From then on however its just very plain and indistinctive gunfights for the rest of the film up until the bike chase. This felt more like a Woo film clone than something by the master himself because there aren't any tricks Woo hasn't done countless times before - WAY too much use of slow motion, kids singing a nursery rhyme to add more depth (ring-a-ring-a-rosy refers back to a symptom of the Black Plague), the unneeded use of some animal to make a scene more visually stylish (Woo seems to love doves...no, I don't mean THAT way), and the obligatory mythological reference (the names 'Chimera' and 'Belleraphon' were said about 30 times, 20 too many). "Face/Off" used all those tricks (eg. Castor & Pollux) but more subtlety and with better effect, but one hopes Woo would've tried something new.
Cruise is back in the formula which makes him famous and does his usual good job in it. Thandie Newton is a surprisingly stunning beauty and the physical chemistry between her and Cruise is good, but the way the love story is written is weak. The whole sub-plot involves the pair falling in love and her agreeing to be a part of the mission - and does all that within the film's first 15-20 minutes, why chose such a rushed and unbelievable plot when blackmail, amnesty or money would've been a far more effective and credible motive (she is a thief after all).
Scott is a surprisingly good baddie, the actor gives that little more oomph to a totally one-dimensional villain whose never really explained or explored, especially his rivalry with Ethan. Ving Rhames and John Polson, two talented actors are stuck spending most of their time on laptops or in helicopters and are secondary characters at best, a waste of good talent as is Richard Roxbrough - one of the finest actors in the country stuck sprouting a handful of lines in a poor South African accent as Ambrose's main henchman. Its no surprise then that Anthony Hopkins' brief cameo easily becomes a highlight - trouble is his best lines are all used in the trailer.
As I live in Sydney I have a good perspective on one aspect - I can definitely say the film makes good use of the city with a lot of great flybys and brief flashes of some nice places in and around it (Darling Harbor, Martin Place, Randwick Racecourse, etc.), along with a great fight sequence set against the sea cliffs that line the outer harbour. On the other hand a lot of the longer sequences aren't so impressive - mostly due to being interiors which could've been shot anywhere.
Why set a chase scene on some low-traffic country road when downtown Sydney would be so much more impressive. Why surveil Nadia from some shed way off in the Outback when a 4-star hotel room a block away would've been more logical. The plot holes are quite numerous, but at least it's an American film which for once has a realistic look at Sydney rather than perpetuating the "kangaroos hopping down Main Street, koalas in every tree" crap which stuff like "Crocodile Dundee" seems to indulge in. The city hasn't looked this good on film since "The Matrix".

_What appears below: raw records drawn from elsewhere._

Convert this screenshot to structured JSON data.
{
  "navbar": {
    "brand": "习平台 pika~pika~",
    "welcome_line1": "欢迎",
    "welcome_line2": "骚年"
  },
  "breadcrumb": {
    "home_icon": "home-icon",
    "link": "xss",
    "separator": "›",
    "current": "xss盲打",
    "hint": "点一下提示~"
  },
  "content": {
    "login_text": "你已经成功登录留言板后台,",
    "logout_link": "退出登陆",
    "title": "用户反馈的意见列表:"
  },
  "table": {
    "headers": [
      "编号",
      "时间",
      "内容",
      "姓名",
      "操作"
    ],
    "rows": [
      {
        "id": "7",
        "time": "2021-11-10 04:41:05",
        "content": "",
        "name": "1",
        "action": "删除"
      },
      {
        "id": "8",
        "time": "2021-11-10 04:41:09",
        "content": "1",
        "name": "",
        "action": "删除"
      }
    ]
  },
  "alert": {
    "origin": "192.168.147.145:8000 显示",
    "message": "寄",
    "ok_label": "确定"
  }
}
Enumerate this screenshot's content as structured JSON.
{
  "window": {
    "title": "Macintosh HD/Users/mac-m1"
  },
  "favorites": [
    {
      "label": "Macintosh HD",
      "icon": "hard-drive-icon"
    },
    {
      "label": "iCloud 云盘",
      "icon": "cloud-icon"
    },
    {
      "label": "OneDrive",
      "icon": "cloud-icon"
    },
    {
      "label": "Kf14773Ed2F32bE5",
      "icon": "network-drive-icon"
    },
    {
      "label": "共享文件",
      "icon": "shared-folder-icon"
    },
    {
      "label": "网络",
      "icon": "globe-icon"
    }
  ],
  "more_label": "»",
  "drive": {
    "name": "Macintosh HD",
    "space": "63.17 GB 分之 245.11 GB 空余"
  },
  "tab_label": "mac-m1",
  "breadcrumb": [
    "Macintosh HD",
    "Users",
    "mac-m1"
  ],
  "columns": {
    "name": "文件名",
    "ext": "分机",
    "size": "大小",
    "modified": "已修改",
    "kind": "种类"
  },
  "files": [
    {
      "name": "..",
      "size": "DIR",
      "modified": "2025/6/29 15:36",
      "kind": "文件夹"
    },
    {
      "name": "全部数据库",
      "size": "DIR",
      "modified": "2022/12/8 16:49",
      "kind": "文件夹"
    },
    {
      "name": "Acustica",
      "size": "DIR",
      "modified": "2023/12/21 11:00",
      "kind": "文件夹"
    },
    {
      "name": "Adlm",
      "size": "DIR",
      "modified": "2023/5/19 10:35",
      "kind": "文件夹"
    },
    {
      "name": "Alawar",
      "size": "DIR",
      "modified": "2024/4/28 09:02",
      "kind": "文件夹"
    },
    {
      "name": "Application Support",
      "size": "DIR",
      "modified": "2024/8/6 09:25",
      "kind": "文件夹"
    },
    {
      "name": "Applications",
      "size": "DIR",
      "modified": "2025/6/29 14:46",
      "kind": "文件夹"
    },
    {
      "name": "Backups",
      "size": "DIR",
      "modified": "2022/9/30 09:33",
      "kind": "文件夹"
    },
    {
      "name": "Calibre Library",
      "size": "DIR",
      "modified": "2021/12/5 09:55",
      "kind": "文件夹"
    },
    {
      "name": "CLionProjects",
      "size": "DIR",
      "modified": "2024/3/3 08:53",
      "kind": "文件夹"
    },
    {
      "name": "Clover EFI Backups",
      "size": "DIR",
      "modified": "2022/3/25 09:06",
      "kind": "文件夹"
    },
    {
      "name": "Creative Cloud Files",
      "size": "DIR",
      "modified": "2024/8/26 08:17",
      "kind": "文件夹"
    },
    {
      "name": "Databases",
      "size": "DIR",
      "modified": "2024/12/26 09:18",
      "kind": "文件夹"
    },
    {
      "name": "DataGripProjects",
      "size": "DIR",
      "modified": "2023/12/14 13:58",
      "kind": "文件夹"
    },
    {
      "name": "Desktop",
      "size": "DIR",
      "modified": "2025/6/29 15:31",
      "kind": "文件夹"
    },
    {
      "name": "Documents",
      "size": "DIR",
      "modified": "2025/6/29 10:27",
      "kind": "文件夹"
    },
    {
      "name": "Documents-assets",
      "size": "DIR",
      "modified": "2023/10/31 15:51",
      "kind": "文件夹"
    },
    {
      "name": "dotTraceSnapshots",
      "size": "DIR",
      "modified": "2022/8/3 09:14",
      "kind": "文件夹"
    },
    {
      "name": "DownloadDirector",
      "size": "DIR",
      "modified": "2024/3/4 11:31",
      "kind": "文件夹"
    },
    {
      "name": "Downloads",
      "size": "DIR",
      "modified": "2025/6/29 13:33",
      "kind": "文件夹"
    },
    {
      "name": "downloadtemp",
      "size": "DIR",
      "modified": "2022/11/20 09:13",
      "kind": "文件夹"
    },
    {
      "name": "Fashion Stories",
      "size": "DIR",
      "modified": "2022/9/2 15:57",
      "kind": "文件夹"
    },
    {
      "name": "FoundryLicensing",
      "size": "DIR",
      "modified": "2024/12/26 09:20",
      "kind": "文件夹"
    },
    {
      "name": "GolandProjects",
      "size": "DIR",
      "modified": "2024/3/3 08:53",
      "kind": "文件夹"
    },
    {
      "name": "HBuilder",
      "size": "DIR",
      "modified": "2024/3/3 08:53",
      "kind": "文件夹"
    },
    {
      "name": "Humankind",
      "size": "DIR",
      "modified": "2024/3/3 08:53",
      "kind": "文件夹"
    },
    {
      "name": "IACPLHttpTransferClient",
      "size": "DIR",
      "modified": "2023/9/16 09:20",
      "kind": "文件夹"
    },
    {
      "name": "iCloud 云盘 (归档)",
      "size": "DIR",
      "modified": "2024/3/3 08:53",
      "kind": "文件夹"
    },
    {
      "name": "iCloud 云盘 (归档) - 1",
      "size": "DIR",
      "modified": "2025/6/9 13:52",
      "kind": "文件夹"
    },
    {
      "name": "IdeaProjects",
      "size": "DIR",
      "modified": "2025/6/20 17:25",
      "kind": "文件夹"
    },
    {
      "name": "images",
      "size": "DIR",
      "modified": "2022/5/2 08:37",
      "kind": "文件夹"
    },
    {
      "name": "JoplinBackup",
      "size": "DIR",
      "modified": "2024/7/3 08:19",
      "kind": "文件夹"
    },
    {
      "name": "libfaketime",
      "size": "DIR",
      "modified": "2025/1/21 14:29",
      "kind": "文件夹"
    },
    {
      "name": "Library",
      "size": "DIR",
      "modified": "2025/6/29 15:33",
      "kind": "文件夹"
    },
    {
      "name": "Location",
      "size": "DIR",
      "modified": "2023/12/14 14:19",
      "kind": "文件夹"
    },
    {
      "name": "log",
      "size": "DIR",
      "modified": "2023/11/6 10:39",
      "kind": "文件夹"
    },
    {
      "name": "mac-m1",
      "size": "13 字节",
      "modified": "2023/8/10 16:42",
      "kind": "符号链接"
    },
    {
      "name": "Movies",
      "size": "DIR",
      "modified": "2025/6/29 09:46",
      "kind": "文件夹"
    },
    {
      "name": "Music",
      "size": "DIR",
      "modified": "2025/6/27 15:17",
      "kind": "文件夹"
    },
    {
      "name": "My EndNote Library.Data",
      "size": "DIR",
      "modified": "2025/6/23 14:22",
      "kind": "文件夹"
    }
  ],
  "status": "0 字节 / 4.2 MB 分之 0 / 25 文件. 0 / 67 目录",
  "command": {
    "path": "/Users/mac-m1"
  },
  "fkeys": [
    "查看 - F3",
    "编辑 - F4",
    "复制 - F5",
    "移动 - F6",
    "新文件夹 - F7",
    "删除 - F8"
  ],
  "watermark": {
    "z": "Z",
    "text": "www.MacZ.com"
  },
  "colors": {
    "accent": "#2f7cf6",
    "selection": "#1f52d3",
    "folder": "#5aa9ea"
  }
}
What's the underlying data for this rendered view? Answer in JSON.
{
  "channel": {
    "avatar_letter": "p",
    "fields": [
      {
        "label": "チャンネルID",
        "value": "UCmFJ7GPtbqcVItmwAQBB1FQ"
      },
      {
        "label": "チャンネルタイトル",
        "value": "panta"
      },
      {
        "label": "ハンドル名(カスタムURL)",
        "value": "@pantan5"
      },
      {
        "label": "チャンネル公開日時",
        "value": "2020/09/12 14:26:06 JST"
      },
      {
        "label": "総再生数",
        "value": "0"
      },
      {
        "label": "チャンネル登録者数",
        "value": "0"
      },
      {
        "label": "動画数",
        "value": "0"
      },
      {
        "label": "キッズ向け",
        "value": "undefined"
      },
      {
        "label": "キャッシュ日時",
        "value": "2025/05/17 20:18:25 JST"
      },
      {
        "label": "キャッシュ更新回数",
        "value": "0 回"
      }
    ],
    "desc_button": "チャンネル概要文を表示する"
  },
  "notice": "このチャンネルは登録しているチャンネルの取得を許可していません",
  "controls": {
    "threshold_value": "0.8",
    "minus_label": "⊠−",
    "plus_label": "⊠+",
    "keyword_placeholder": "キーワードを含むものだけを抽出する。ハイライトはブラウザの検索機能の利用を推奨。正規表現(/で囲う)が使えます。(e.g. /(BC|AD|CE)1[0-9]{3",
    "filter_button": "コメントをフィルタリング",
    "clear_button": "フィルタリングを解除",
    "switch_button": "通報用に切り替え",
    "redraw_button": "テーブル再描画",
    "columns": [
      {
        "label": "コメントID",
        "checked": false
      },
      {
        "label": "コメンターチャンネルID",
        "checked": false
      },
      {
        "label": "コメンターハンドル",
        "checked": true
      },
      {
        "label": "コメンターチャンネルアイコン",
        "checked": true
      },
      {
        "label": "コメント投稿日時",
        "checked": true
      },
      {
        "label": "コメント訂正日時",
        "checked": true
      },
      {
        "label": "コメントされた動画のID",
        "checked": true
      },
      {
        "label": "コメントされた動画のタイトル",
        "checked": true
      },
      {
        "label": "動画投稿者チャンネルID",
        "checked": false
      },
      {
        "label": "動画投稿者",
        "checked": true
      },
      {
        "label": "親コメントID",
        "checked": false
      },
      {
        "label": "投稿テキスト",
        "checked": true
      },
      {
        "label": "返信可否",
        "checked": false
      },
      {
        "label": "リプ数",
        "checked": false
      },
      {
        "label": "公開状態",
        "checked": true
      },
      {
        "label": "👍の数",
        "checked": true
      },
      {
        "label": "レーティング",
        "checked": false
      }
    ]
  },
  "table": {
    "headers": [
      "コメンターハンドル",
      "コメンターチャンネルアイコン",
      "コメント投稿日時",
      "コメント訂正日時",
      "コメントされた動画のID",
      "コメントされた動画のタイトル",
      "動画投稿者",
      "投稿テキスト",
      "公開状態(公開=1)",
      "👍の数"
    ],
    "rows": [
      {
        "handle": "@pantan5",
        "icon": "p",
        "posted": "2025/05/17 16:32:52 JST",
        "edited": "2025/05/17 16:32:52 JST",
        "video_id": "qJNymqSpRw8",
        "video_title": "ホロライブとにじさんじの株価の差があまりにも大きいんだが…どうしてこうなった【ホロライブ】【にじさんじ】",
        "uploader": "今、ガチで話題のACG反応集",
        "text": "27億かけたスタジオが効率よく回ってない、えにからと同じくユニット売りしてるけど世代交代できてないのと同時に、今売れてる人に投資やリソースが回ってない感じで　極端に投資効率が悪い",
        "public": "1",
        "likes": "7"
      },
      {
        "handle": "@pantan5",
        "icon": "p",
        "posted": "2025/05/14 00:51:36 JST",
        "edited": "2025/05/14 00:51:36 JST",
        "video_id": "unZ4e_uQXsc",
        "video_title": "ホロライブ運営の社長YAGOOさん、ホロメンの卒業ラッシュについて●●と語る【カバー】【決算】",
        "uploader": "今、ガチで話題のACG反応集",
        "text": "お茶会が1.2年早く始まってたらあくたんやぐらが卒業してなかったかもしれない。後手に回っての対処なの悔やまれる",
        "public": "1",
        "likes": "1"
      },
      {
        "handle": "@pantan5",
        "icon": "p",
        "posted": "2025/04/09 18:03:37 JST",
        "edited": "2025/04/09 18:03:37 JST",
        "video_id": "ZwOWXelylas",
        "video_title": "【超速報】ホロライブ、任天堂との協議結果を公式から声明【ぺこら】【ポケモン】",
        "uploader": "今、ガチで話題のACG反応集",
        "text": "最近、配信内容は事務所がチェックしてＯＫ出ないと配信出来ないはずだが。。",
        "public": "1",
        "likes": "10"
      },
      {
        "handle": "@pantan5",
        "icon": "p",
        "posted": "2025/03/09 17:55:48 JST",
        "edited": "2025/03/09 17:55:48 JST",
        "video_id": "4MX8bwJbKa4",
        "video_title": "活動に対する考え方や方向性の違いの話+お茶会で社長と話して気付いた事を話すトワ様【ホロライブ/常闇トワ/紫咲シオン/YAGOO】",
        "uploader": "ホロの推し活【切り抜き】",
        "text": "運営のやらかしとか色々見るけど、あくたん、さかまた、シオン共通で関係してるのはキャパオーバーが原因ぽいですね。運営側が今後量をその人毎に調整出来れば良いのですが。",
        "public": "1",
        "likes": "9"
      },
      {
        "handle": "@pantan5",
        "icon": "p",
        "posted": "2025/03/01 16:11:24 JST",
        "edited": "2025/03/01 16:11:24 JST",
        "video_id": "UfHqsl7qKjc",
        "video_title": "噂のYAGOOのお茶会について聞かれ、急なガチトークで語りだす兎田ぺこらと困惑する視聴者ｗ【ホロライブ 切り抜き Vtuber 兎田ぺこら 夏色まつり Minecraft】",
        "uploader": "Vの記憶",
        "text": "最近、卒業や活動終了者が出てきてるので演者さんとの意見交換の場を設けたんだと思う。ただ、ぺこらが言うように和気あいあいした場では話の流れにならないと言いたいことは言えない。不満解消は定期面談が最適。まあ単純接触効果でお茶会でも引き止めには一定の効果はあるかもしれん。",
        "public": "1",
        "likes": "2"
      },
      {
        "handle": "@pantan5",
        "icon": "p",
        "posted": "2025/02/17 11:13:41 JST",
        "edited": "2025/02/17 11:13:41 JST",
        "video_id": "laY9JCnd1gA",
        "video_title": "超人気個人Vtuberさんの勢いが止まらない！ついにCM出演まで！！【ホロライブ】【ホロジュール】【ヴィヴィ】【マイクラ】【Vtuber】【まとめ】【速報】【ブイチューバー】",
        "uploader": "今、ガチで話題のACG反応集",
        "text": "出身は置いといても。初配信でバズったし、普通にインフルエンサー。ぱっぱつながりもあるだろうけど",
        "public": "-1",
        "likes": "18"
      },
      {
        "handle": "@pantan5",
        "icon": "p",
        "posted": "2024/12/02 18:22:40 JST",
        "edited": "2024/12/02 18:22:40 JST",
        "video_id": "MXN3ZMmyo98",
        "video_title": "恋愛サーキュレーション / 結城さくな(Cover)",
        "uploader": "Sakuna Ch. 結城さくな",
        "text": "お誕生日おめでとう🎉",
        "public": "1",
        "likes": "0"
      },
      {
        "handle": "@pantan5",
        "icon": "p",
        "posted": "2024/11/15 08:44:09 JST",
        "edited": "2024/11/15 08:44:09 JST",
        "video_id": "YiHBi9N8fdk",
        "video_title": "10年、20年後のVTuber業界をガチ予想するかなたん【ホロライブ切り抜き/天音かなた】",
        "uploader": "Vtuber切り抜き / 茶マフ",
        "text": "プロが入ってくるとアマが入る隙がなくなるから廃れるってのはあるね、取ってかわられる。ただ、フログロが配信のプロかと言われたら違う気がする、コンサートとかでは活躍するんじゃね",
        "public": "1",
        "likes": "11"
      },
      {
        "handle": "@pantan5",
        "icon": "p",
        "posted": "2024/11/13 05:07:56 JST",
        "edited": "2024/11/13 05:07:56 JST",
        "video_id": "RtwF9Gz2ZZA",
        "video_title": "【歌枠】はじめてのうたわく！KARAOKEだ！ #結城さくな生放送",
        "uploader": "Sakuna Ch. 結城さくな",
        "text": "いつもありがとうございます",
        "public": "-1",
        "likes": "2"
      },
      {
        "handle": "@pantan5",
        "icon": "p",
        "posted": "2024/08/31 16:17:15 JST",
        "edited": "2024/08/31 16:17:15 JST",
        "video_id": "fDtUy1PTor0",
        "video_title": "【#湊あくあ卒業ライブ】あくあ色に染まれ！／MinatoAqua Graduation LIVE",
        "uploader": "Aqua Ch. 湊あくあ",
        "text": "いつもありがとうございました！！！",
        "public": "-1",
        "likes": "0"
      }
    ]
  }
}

Kudos should also go the FX people on the movie, with the frequently used 'fake mask' trick used to almost flawless effect on numerous occasions. In any case as Summer films go this is very standard fare. Those expecting a popcorn no brainer action flick with a simple plot will probably find the first half a little slow but enjoy the rest.
Those hoping for a solid flick using the full talents of people like Woo, Cruise, Rhames, etc. will sadly be disappointed. Its no "Gladiator", but certainly no "Battlefield: Earth" either. Makes one hope that with M:I-3 there'll be a more solid script with a decent story and characters to use. For now though, its an enjoyable way to spend two hours.